S(ummer) Affective Disorder

July 5, 2011

You may have heard of the winter equivalent, but this is a new one on me. However it just so happens that I may be one of the few who does not look forward to summer and are generally much happier in the autumn and winter months.

This summertime mood disorder was first recognized as a form of depression in 1986 and is thought to affect less than one percent of the population, making it much rarer than the winter variety experienced by an estimated 5 percent of people. If you suffer from SAD then your symptoms mean you sleep less, eat less, and lose weight and are extremely irritable and agitated.

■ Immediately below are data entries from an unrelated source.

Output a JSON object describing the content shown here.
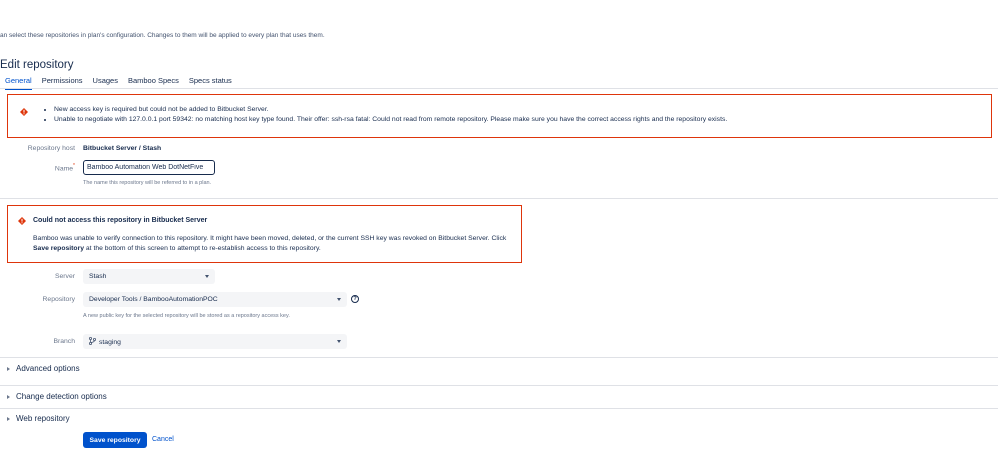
{
  "intro_text": "an select these repositories in plan's configuration. Changes to them will be applied to every plan that uses them.",
  "page_title": "Edit repository",
  "tabs": [
    {
      "label": "General",
      "active": true
    },
    {
      "label": "Permissions",
      "active": false
    },
    {
      "label": "Usages",
      "active": false
    },
    {
      "label": "Bamboo Specs",
      "active": false
    },
    {
      "label": "Specs status",
      "active": false
    }
  ],
  "top_warning": {
    "items": [
      "New access key is required but could not be added to Bitbucket Server.",
      "Unable to negotiate with 127.0.0.1 port 59342: no matching host key type found. Their offer: ssh-rsa fatal: Could not read from remote repository. Please make sure you have the correct access rights and the repository exists."
    ]
  },
  "form": {
    "repository_host_label": "Repository host",
    "repository_host_value": "Bitbucket Server / Stash",
    "name_label": "Name",
    "name_required_mark": "*",
    "name_value": "Bamboo Automation Web DotNetFive",
    "name_help": "The name this repository will be referred to in a plan.",
    "server_label": "Server",
    "server_value": "Stash",
    "repository_label": "Repository",
    "repository_value": "Developer Tools / BambooAutomationPOC",
    "repository_help_icon": "?",
    "repository_help": "A new public key for the selected repository will be stored as a repository access key.",
    "branch_label": "Branch",
    "branch_value": "staging"
  },
  "access_warning": {
    "title": "Could not access this repository in Bitbucket Server",
    "body_before": "Bamboo was unable to verify connection to this repository. It might have been moved, deleted, or the current SSH key was revoked on Bitbucket Server. Click ",
    "body_strong": "Save repository",
    "body_after": " at the bottom of this screen to attempt to re-establish access to this repository."
  },
  "sections": {
    "advanced": "Advanced options",
    "change_detection": "Change detection options",
    "web_repository": "Web repository"
  },
  "actions": {
    "save": "Save repository",
    "cancel": "Cancel"
  },
  "colors": {
    "error": "#de350b",
    "primary": "#0052cc",
    "text": "#172b4d",
    "subtle": "#6b778c"
  }
}
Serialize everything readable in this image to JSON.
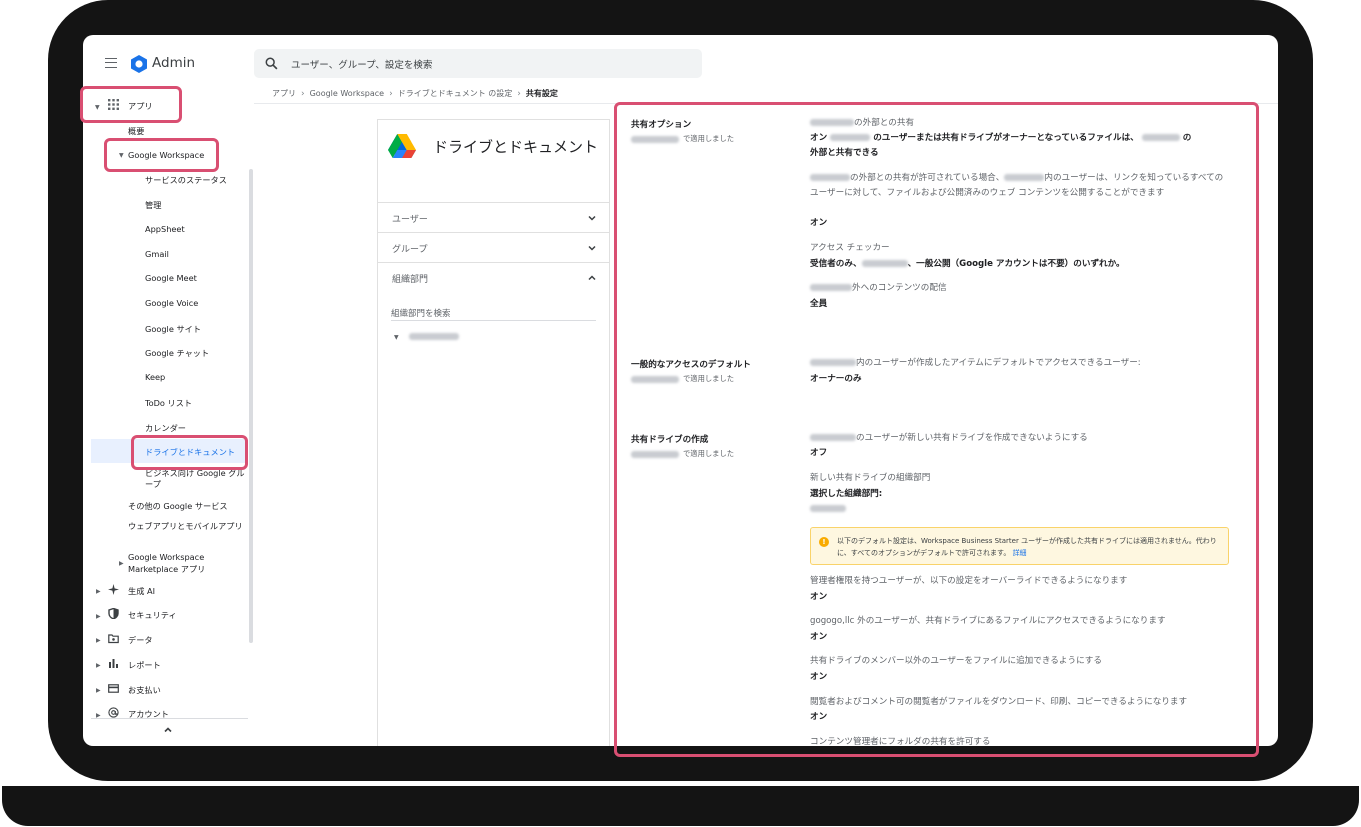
{
  "app": {
    "title": "Admin",
    "search_placeholder": "ユーザー、グループ、設定を検索"
  },
  "breadcrumb": [
    "アプリ",
    "Google Workspace",
    "ドライブとドキュメント の設定",
    "共有設定"
  ],
  "sidebar": {
    "apps": "アプリ",
    "overview": "概要",
    "workspace": "Google Workspace",
    "workspace_items": [
      "サービスのステータス",
      "管理",
      "AppSheet",
      "Gmail",
      "Google Meet",
      "Google Voice",
      "Google サイト",
      "Google チャット",
      "Keep",
      "ToDo リスト",
      "カレンダー",
      "ドライブとドキュメント"
    ],
    "business_groups": "ビジネス向け Google グループ",
    "other_services": "その他の Google サービス",
    "web_mobile": "ウェブアプリとモバイルアプリ",
    "marketplace": "Google Workspace Marketplace アプリ",
    "sections": [
      "生成 AI",
      "セキュリティ",
      "データ",
      "レポート",
      "お支払い",
      "アカウント"
    ]
  },
  "drive_panel": {
    "title": "ドライブとドキュメント",
    "rows": [
      "ユーザー",
      "グループ",
      "組織部門"
    ],
    "org_search_placeholder": "組織部門を検索"
  },
  "settings": {
    "sharing": {
      "label": "共有オプション",
      "applied": "で適用しました",
      "external_title": "の外部との共有",
      "external_value_a": "オン",
      "external_value_b": "のユーザーまたは共有ドライブがオーナーとなっているファイルは、",
      "external_value_c": "の",
      "external_value_d": "外部と共有できる",
      "publish_a": "の外部との共有が許可されている場合、",
      "publish_b": "内のユーザーは、リンクを知っているすべてのユーザーに対して、ファイルおよび公開済みのウェブ コンテンツを公開することができます",
      "publish_value": "オン",
      "checker_title": "アクセス チェッカー",
      "checker_value_a": "受信者のみ、",
      "checker_value_b": "、一般公開（Google アカウントは不要）のいずれか。",
      "distribution_title": "外へのコンテンツの配信",
      "distribution_value": "全員"
    },
    "general_access": {
      "label": "一般的なアクセスのデフォルト",
      "applied": "で適用しました",
      "title": "内のユーザーが作成したアイテムにデフォルトでアクセスできるユーザー:",
      "value": "オーナーのみ"
    },
    "shared_drive": {
      "label": "共有ドライブの作成",
      "applied": "で適用しました",
      "prevent_title": "のユーザーが新しい共有ドライブを作成できないようにする",
      "prevent_value": "オフ",
      "org_title": "新しい共有ドライブの組織部門",
      "org_value": "選択した組織部門:",
      "notice": "以下のデフォルト設定は、Workspace Business Starter ユーザーが作成した共有ドライブには適用されません。代わりに、すべてのオプションがデフォルトで許可されます。",
      "notice_link": "詳細",
      "override_title": "管理者権限を持つユーザーが、以下の設定をオーバーライドできるようになります",
      "override_value": "オン",
      "external_access_title": "gogogo,llc 外のユーザーが、共有ドライブにあるファイルにアクセスできるようになります",
      "external_access_value": "オン",
      "add_nonmember_title": "共有ドライブのメンバー以外のユーザーをファイルに追加できるようにする",
      "add_nonmember_value": "オン",
      "download_title": "閲覧者およびコメント可の閲覧者がファイルをダウンロード、印刷、コピーできるようになります",
      "download_value": "オン",
      "folder_title": "コンテンツ管理者にフォルダの共有を許可する"
    }
  },
  "colors": {
    "highlight": "#d94f72",
    "active_nav_bg": "#e8f0fe",
    "active_nav_text": "#1a73e8",
    "notice_bg": "#fef7e0",
    "notice_icon": "#f9ab00"
  }
}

Dr. Norman Rosenthal, a clinical professor of psychiatry at Georgetown University Medical School, who has studied both types and first helped discover their existence believes that people with summer seasonal depression may be more at risk for suicide than cold-weather SAD types. He said “Suicide is more of a concern when people are depressed and agitated rather than depressed and lethargic.”

Rosenthal also said that mental health professionals suspected the cause was the heat and humidity. That, he said, lent itself to the idea that a cold shower, air conditioning, swimming in cold lakes or heading North would relieve symptoms. Although these treatments for hot-weather depression are useful for some, they lack the staying power that light-box therapy has on winter SAD.

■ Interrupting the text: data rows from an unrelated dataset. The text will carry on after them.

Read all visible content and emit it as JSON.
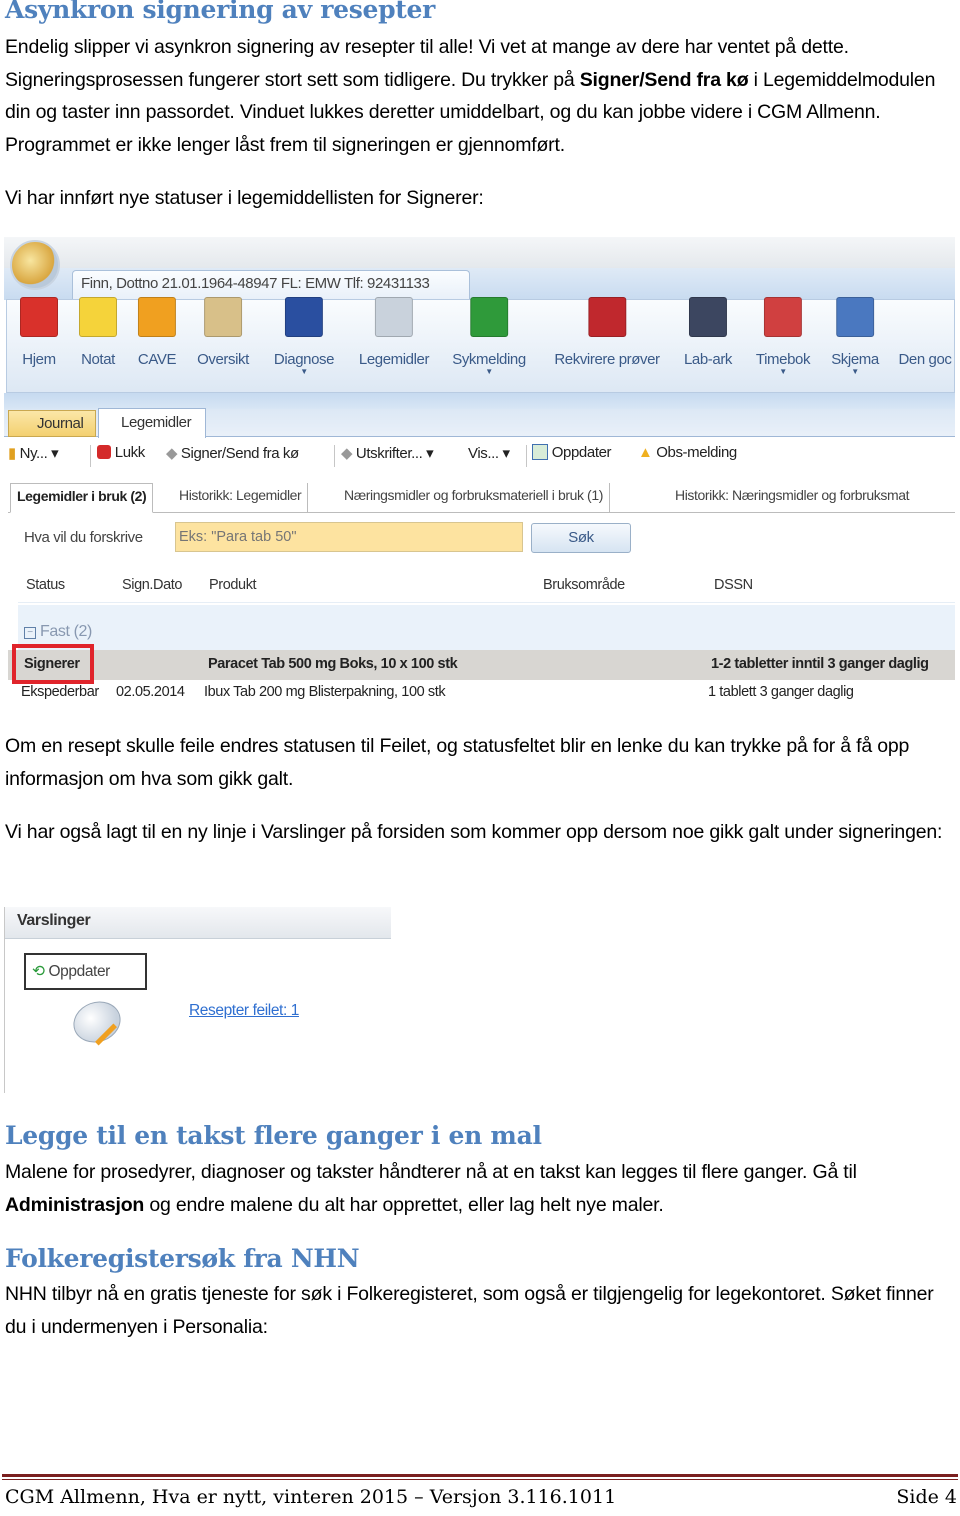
{
  "section1": {
    "heading": "Asynkron signering av resepter",
    "para1_a": "Endelig slipper vi asynkron signering av resepter til alle! Vi vet at mange av dere har ventet på dette. Signeringsprosessen fungerer stort sett som tidligere. Du trykker på ",
    "para1_bold": "Signer/Send fra kø",
    "para1_b": " i Legemiddelmodulen din og taster inn passordet. Vinduet lukkes deretter umiddelbart, og du kan jobbe videre i CGM Allmenn. Programmet er ikke lenger låst frem til signeringen er gjennomført.",
    "para2": "Vi har innført nye statuser i legemiddellisten for Signerer:",
    "para3": "Om en resept skulle feile endres statusen til Feilet, og statusfeltet blir en lenke du kan trykke på for å få opp informasjon om hva som gikk galt.",
    "para4": "Vi har også lagt til en ny linje i Varslinger på forsiden som kommer opp dersom noe gikk galt under signeringen:"
  },
  "screenshot1": {
    "patient_tab": "Finn, Dottno 21.01.1964-48947 FL: EMW Tlf: 92431133",
    "ribbon": [
      {
        "label": "Hjem",
        "icon": "home-icon",
        "color": "#d9312b",
        "dropdown": false
      },
      {
        "label": "Notat",
        "icon": "note-icon",
        "color": "#f5d33a",
        "dropdown": false
      },
      {
        "label": "CAVE",
        "icon": "warning-icon",
        "color": "#f0a020",
        "dropdown": false
      },
      {
        "label": "Oversikt",
        "icon": "folder-icon",
        "color": "#d8c089",
        "dropdown": false
      },
      {
        "label": "Diagnose",
        "icon": "stethoscope-icon",
        "color": "#2a4fa0",
        "dropdown": true
      },
      {
        "label": "Legemidler",
        "icon": "pill-icon",
        "color": "#c9d2dc",
        "dropdown": false
      },
      {
        "label": "Sykmelding",
        "icon": "wheelchair-icon",
        "color": "#2f9a3a",
        "dropdown": true
      },
      {
        "label": "Rekvirere prøver",
        "icon": "test-tube-icon",
        "color": "#c0282d",
        "dropdown": false
      },
      {
        "label": "Lab-ark",
        "icon": "lab-sheet-icon",
        "color": "#3c4660",
        "dropdown": false
      },
      {
        "label": "Timebok",
        "icon": "calendar-icon",
        "color": "#d04040",
        "dropdown": true
      },
      {
        "label": "Skjema",
        "icon": "form-icon",
        "color": "#4a78c0",
        "dropdown": true
      },
      {
        "label": "Den goc",
        "icon": "",
        "color": "#ffffff",
        "dropdown": false
      }
    ],
    "module_tabs": [
      "Journal",
      "Legemidler"
    ],
    "toolbar": {
      "new": "Ny...",
      "close": "Lukk",
      "sign": "Signer/Send fra kø",
      "print": "Utskrifter...",
      "view": "Vis...",
      "refresh": "Oppdater",
      "obs": "Obs-melding"
    },
    "sub_tabs": [
      "Legemidler i bruk (2)",
      "Historikk: Legemidler",
      "Næringsmidler og forbruksmateriell i bruk (1)",
      "Historikk: Næringsmidler og forbruksmat"
    ],
    "search": {
      "label": "Hva vil du forskrive",
      "placeholder": "Eks: \"Para tab 50\"",
      "button": "Søk"
    },
    "columns": [
      "Status",
      "Sign.Dato",
      "Produkt",
      "Bruksområde",
      "DSSN"
    ],
    "group": "Fast (2)",
    "rows": [
      {
        "status": "Signerer",
        "date": "",
        "product": "Paracet Tab 500 mg Boks, 10 x 100 stk",
        "dssn": "1-2 tabletter inntil 3 ganger daglig"
      },
      {
        "status": "Ekspederbar",
        "date": "02.05.2014",
        "product": "Ibux Tab 200 mg Blisterpakning, 100 stk",
        "dssn": "1 tablett 3 ganger daglig"
      }
    ],
    "highlight_color": "#e0242b"
  },
  "screenshot2": {
    "title": "Varslinger",
    "refresh": "Oppdater",
    "link": "Resepter feilet: 1"
  },
  "section2": {
    "heading": "Legge til en takst flere ganger i en mal",
    "para_a": "Malene for prosedyrer, diagnoser og takster håndterer nå at en takst kan legges til flere ganger. Gå til ",
    "para_bold": "Administrasjon",
    "para_b": " og endre malene du alt har opprettet, eller lag helt nye maler."
  },
  "section3": {
    "heading": "Folkeregistersøk fra NHN",
    "para": "NHN tilbyr nå en gratis tjeneste for søk i Folkeregisteret, som også er tilgjengelig for legekontoret. Søket finner du i undermenyen i Personalia:"
  },
  "footer": {
    "left": "CGM Allmenn, Hva er nytt, vinteren 2015 – Versjon 3.116.1011",
    "right": "Side 4"
  },
  "colors": {
    "heading": "#4f81bd",
    "footer_rule": "#7a1f1f",
    "link": "#2f6fd0"
  }
}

Rosenthal is the author of “Winter Blues” and says that a person with summer SAD can stay inside, crank up the AC, and darken the room but then go outside into the heat and it’s as if they’ve never been treated. Another idea is that it might be the light itself that’s aggravating sufferers, whether it’s the intensity of sunlight or the angle it’s coming at people.

Still another possibility is that there may be two kinds of warm-weather depression, says Dr. Alfred Lewy, a professor of psychiatry at Oregon Health & Science University in Portland. He suggests there might be one group of people who have an unpleasant reaction to the heat and humidity — a discomfort with the climate. But even in Portland where summers aren’t that hot or humid, he’s seen patients struggle with summer depression. Lewy suspects the cause in a second group might be that the body’s natural clock, it’s circadian rhythms, are misaligning in summer. Instead of cueing to dawn, the longer daylight is causing some vulnerable people to cue to dusk. Cueing to dusk shortens the typical body clock and delays a person’s sleep-wake cycle. This mismatch, theorizes Lewy, may be triggering depression.

He successfully treated a person with summer depression with a combination of getting early morning sunlight (30 to 60 minutes daily), which shifts the body clock forward, and low-dose melatonin, a hormone that helps regulate sleep-wake cycles. Severe symptoms may also benefit from antidepressants.

I am alone with this, or are there other Summer AD’s out there?